If so, how would you go about such a construction?
It is possible to construct such a set even without the axiom of choice, but the axiom of choice certainly makes it easier:
First construct any non-Borel set $A\subseteq\mathbb{R}$. For example, the Vitali set is a construction by first partitioning $\mathbb{R}$ into the subsets $\{a+\mathbb{Q}:a\in\mathbb{R}\}$, then from each set $a+\mathbb{Q}$ choosing a distinct member to form the set $A$. This $A$ is not even in the Lebesgue $\sigma$-algebra, so it's not in the Borel $\sigma$-algebra. There are other wats to make such $A$ (and even ways without invoking the axiom of choice), so I'll assume that you've seen at least one.

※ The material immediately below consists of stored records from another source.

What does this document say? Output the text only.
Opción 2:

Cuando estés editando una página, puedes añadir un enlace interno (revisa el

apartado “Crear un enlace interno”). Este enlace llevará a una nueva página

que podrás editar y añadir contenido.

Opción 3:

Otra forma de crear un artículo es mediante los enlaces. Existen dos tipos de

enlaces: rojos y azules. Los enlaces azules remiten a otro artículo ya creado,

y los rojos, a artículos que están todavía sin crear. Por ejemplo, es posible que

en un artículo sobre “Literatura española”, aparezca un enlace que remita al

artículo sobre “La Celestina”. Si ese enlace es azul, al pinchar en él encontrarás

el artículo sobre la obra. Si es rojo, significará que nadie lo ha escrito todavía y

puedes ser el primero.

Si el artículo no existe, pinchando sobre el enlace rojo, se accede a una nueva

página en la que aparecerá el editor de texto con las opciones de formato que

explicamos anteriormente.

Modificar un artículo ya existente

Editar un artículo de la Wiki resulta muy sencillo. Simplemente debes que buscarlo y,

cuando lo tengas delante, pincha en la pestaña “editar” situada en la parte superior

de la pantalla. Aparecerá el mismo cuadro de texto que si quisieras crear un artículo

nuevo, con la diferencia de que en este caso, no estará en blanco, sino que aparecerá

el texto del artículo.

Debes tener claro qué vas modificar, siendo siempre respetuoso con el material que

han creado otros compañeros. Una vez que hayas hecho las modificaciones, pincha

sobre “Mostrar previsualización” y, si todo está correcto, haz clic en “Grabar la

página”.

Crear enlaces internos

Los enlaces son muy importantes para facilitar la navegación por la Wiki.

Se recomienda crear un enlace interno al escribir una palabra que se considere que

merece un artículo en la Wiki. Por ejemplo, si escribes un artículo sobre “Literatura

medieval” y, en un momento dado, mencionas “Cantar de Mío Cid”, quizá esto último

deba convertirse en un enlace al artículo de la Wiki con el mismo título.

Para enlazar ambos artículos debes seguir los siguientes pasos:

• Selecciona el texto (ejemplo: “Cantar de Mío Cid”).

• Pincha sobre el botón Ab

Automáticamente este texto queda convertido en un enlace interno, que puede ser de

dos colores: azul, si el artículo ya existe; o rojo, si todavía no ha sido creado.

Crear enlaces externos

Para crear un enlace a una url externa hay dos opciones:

Then the key observation is, we can make $A$ into a dense set without losing its non-Borel-ness! Consider the set $B=A\cup\mathbb{Q}$, which is certainly dense in $\mathbb{R}$. If $B$ were Borel, then note that $A\cap\mathbb{Q}$ is a countable set and hence Borel, and $A=(B\setminus\mathbb{Q})\cup(A\cap\mathbb{Q})$ is the union of two Borel sets and hence Borel, a contradiction.
This $B\subseteq\mathbb{R}$ is what you wanted.